For many years now, there have been problems in the poultry-farming sector with regard to determining the fertility and sex of eggs before they are hatched.
Traditionally, sexing is done on a day-old chick by human intervention, chiefly via two techniques: feather sexing by observation of the feathers and vent sexing by observation of the vent.
Although these methods are efficient, their major drawback is that they come into operation too late in the production cycle. For example, in the case of laying hens, 21 days of incubation are needed to separate the females from the males (the latter are eliminated).
Determining the sex of embryos at an early stage of incubation would improve poultry farm production, with gains both in time and in financial profit.
A certain number of more or less invasive techniques have therefore been developed for determining and assessing the fertility and sex of a bird's not-hatched egg.
A first known technique is described in the U.S. Pat. No. 6,029,080, which proposes a method of determination by nuclear magnetic resonance. This technique is used to sort out the eggs into three categories: eggs containing male embryos, those containing female embryos and non-fertilized or “clear” eggs. The sorting is done by observation of the reproductive organs through the shell. More particularly, the observation can be done only after freezing the egg in order to minimize the movements of the embryo. One drawback of this technique is that the freezing of the egg causes disturbance in the future development of the embryo. Another drawback is that implementing such a technique is relatively costly. This acts as a brake on its industrial-scale development.
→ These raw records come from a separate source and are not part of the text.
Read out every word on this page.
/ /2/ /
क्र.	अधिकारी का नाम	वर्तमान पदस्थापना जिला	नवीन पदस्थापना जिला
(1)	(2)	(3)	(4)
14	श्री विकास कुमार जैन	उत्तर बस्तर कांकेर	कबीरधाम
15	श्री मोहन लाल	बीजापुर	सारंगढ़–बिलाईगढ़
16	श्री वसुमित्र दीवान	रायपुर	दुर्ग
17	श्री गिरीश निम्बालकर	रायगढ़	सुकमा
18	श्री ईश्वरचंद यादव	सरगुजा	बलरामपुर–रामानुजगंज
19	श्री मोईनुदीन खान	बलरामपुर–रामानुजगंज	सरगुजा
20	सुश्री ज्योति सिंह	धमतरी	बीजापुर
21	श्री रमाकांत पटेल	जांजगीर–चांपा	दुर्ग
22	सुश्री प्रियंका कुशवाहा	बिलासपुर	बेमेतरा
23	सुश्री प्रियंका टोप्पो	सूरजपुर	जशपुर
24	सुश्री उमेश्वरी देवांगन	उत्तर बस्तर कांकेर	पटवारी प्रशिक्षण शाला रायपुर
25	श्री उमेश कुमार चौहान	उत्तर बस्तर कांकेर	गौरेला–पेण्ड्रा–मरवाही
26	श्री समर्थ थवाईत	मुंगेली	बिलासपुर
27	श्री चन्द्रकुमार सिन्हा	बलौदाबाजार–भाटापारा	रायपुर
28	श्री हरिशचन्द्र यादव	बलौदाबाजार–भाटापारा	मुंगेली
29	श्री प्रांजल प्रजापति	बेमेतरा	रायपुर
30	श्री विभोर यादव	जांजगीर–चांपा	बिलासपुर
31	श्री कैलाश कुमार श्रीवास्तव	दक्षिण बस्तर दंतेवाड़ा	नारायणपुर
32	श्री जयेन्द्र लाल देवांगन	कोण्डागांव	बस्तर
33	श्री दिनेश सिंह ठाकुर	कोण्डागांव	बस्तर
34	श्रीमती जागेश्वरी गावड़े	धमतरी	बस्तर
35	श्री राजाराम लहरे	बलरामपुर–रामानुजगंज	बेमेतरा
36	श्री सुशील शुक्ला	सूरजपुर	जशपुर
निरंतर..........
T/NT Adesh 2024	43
A second known technique is described in the patent application US2011/0144473, which describes the use of UV spectroscopy. This technique consists in sending out a wave in the ultraviolet domain so as to prompt auto-fluorescence in a region of the germinal disc (the blastodisc). To determine the sex of the embryo, a coefficient of decrease is computed and then compared with the database following the observation of the decrease of auto-fluorescence after the emission of the UV wave has been stopped. However, one drawback of this technique is that it requires access to the blastodisc by invasive removal.
A third known technique is based on infrared spectroscopy. This method which is also invasive consists of the introduction of a probe into the germinal disk region in order to characterize its constituent cells by infrared spectroscopy.
One major drawback of the second and third prior art techniques is that they are invasive: they require the introduction of instruments and the removal of cells from the germ. These operations are therefore not without risk for the future development of the embryo. Another drawback of these two techniques is the risk of contamination of the entire brood.
In order to overcome this major drawback, a fourth, non-invasive, prior art technique is described in the patent application US2013/0044210. It consists of a hyperspectral analysis (i.e. analysis from the mid-infrared to the near-UV) of an optical spectrum in reflection from the egg, in subtracting the spectral response of the shell and detecting the biological components of the egg. This technique can determine whether the egg is fertilized as of the second day and the sex of the embryo on the twelfth day. One major drawback of this technique is that it requires corrections to compensate for the shell (by subtracting its spectral response) and for environmental disturbances (light, humidity, etc.). To this end, each egg must be placed on a specific support maintaining a known distance between the radiation source, the detector and the egg. This technique is therefore difficult to carry out on an industrial scale.
Owing probably to the above-mentioned drawbacks, none of the prior art techniques cited above have truly led to industrial-scale development.